A question was then asked about developments in Southeast Asia. Mr. Paal noted that while relations between the US and many ASEAN countries weakened in the latter days of the Obama administration, which heavily emphasized human rights, his discussions with many ASEAN leaders suggested that they were optimistic that relations would improve with President Trump.

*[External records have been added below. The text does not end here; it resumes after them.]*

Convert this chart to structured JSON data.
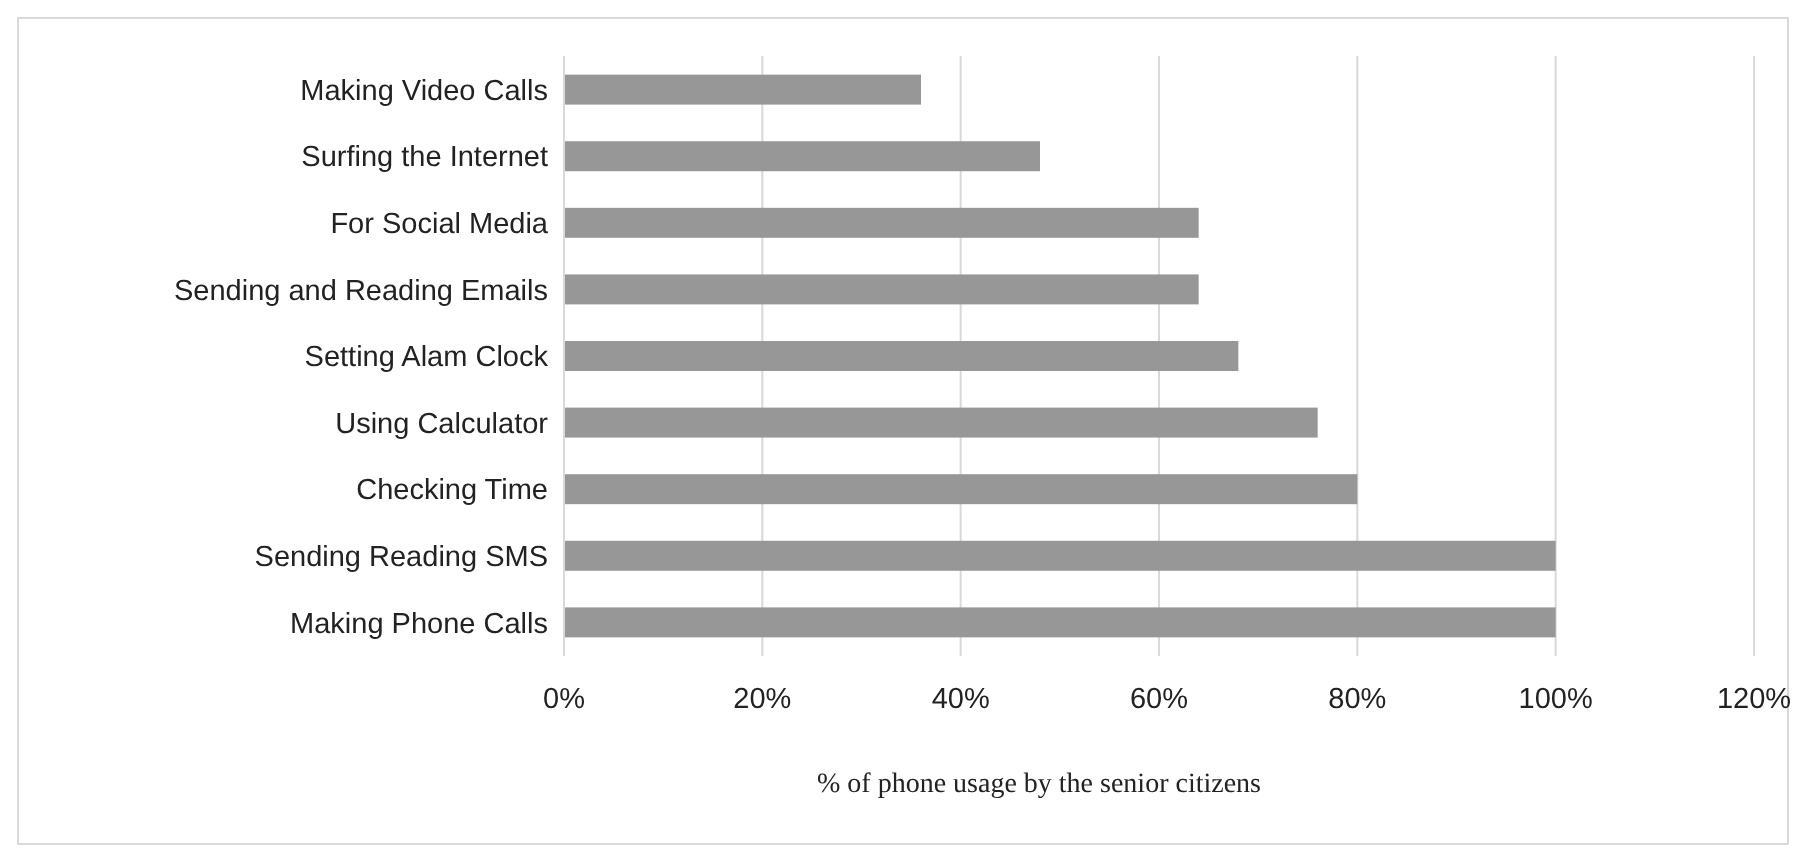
{
  "chart_data": {
    "type": "bar",
    "orientation": "horizontal",
    "categories": [
      "Making Video Calls",
      "Surfing the Internet",
      "For Social Media",
      "Sending and Reading Emails",
      "Setting Alam Clock",
      "Using Calculator",
      "Checking Time",
      "Sending Reading SMS",
      "Making Phone Calls"
    ],
    "values": [
      36,
      48,
      64,
      64,
      68,
      76,
      80,
      100,
      100
    ],
    "color": "#979797",
    "xlim": [
      0,
      120
    ],
    "xticks": [
      {
        "value": 0,
        "label": "0%"
      },
      {
        "value": 20,
        "label": "20%"
      },
      {
        "value": 40,
        "label": "40%"
      },
      {
        "value": 60,
        "label": "60%"
      },
      {
        "value": 80,
        "label": "80%"
      },
      {
        "value": 100,
        "label": "100%"
      },
      {
        "value": 120,
        "label": "120%"
      }
    ],
    "grid": "x",
    "xlabel": "% of phone usage by the senior citizens"
  }
}
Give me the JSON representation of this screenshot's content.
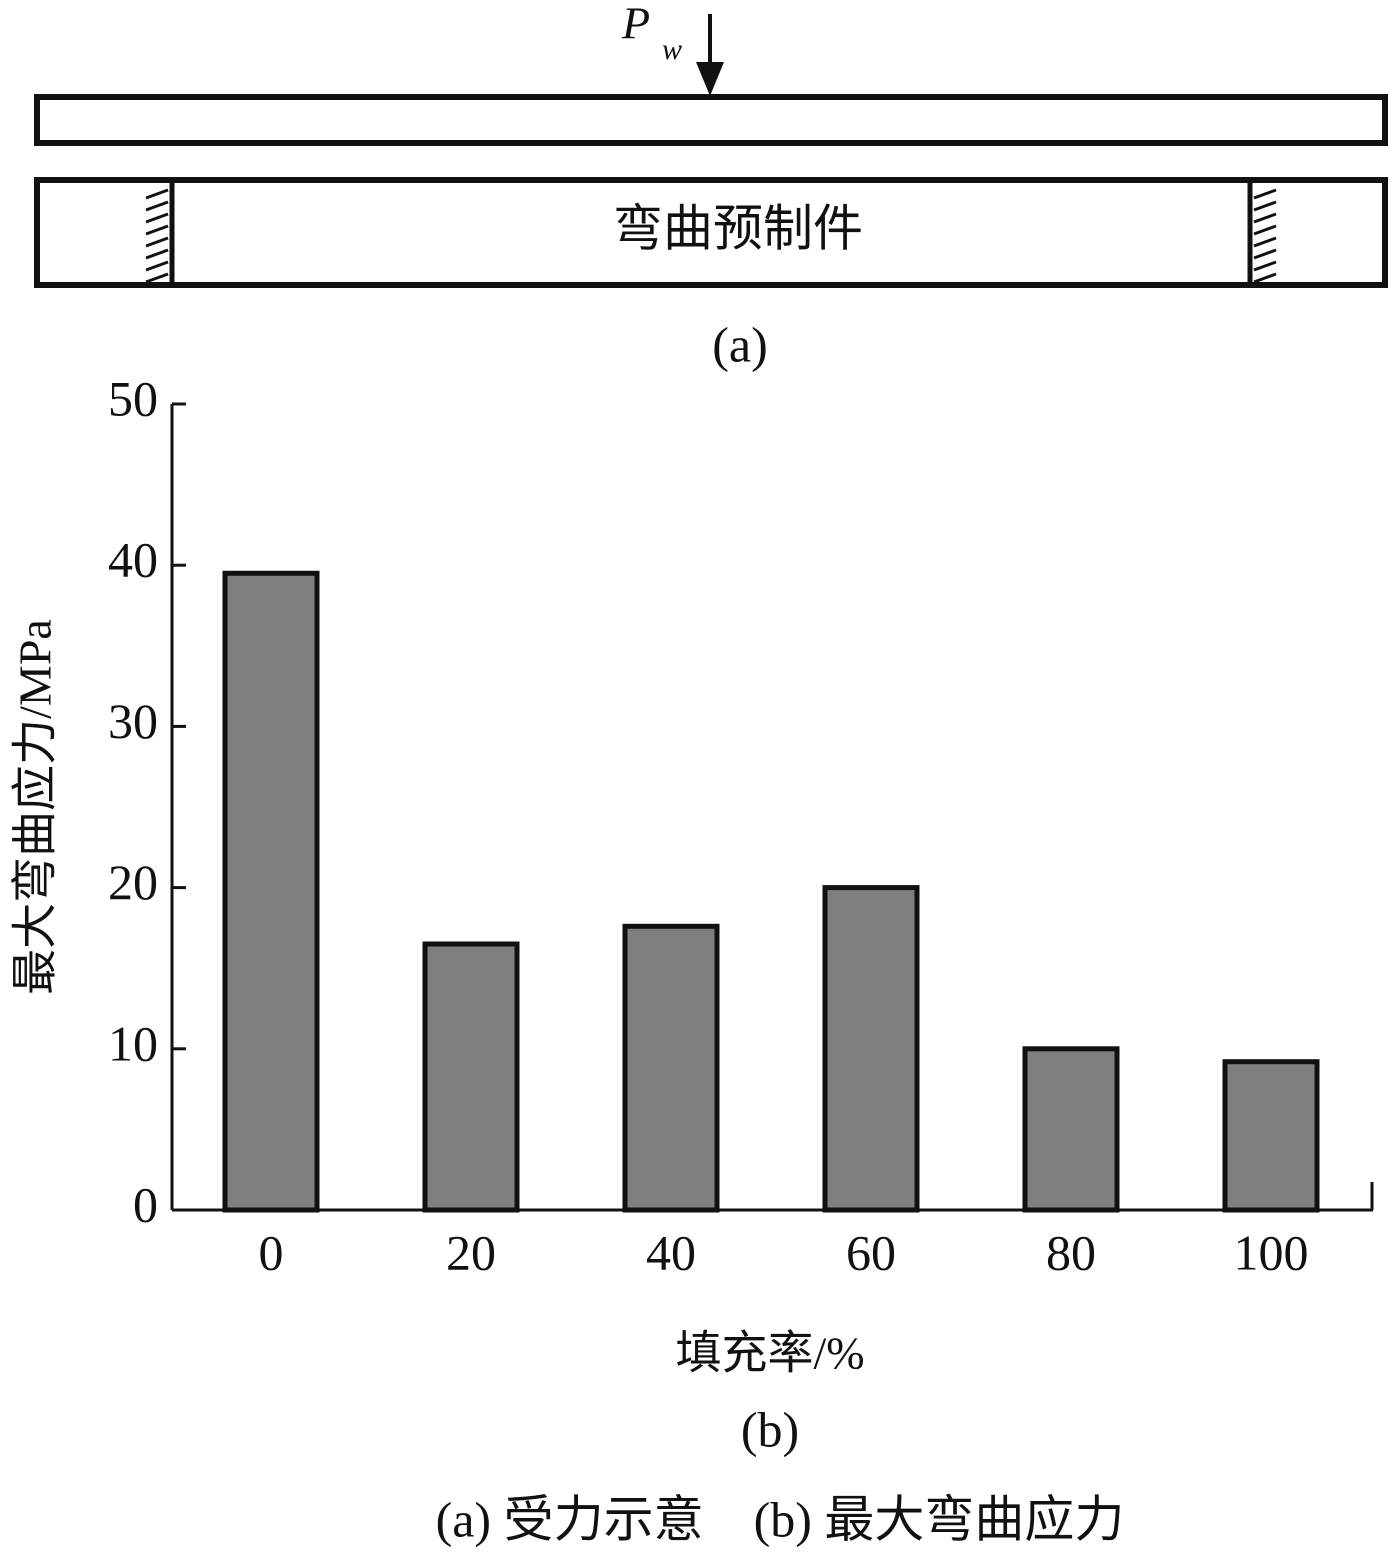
{
  "diagram": {
    "load_label": "P",
    "load_subscript": "w",
    "part_label": "弯曲预制件",
    "caption": "(a)"
  },
  "chart_data": {
    "type": "bar",
    "subtitle": "(b)",
    "x_label": "填充率/%",
    "y_label": "最大弯曲应力/MPa",
    "categories": [
      "0",
      "20",
      "40",
      "60",
      "80",
      "100"
    ],
    "values": [
      39.5,
      16.5,
      17.6,
      20,
      10,
      9.2
    ],
    "color": "#7f7f7f",
    "ylim": [
      0,
      50
    ],
    "yticks": [
      0,
      10,
      20,
      30,
      40,
      50
    ],
    "grid": false
  },
  "figure_caption": "(a) 受力示意　(b) 最大弯曲应力"
}
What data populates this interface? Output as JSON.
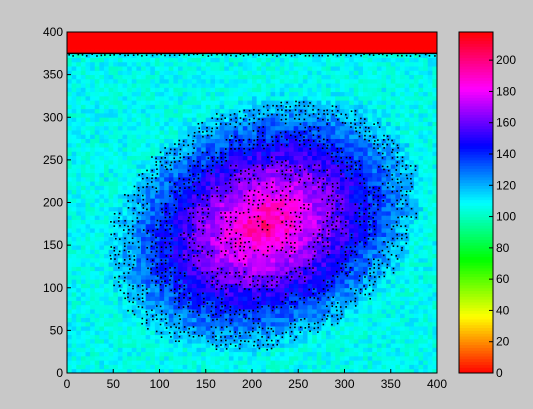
{
  "window": {
    "background": "#c8c8c8"
  },
  "chart_data": [
    {
      "type": "heatmap",
      "title": "",
      "xlabel": "",
      "ylabel": "",
      "xlim": [
        0,
        400
      ],
      "ylim": [
        0,
        400
      ],
      "x_ticks": [
        0,
        50,
        100,
        150,
        200,
        250,
        300,
        350,
        400
      ],
      "y_ticks": [
        0,
        50,
        100,
        150,
        200,
        250,
        300,
        350,
        400
      ],
      "grid": false,
      "colormap": "hsv",
      "colorbar": {
        "placement": "right",
        "range": [
          0,
          218
        ],
        "ticks": [
          0,
          20,
          40,
          60,
          80,
          100,
          120,
          140,
          160,
          180,
          200
        ]
      },
      "field": {
        "description_values": "concentric speckled ellipse, peak near center",
        "peak_value": 200,
        "peak_location": [
          215,
          175
        ],
        "rim_value": 120,
        "saturated_band": {
          "y_range": [
            375,
            400
          ],
          "value": 218
        }
      },
      "contour_color": "#000000"
    }
  ]
}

The discussion concluded with Mr. Paal’s opinions on the future of US-China relations. He criticized the idea that war between the two powers was inevitable, noting that concepts such as the “Thucydides Trap” are hardly relevant in the age of nuclear weapons. Nonetheless, Mr. Paal does not believe that managing the US-China relationship will be easy, and he sees little potential for any “grand bargain.” He stated that the US and China can deal with issues on a one-by-one basis to find areas of mutual benefit, arguing that the Obama administration’s decision to refrain from joining the Asian Infrastructure Investment Bank was a missed opportunity for such cooperation. Mr. Paal concluded that that no matter how the relationship develops, America has played a significant role in providing a secure and stable environment for the economic development of the Asia-Pacific, and the US will continue to play an important role in the future.
Mr. Paal imparted valuable knowledge for members of the class seeking careers in government service, as well as for those interested in working in the think tank world. The insights gained from his personal experience contributing to the development of US-China relations also provided important context for students as they prepare to enter the field of international affairs.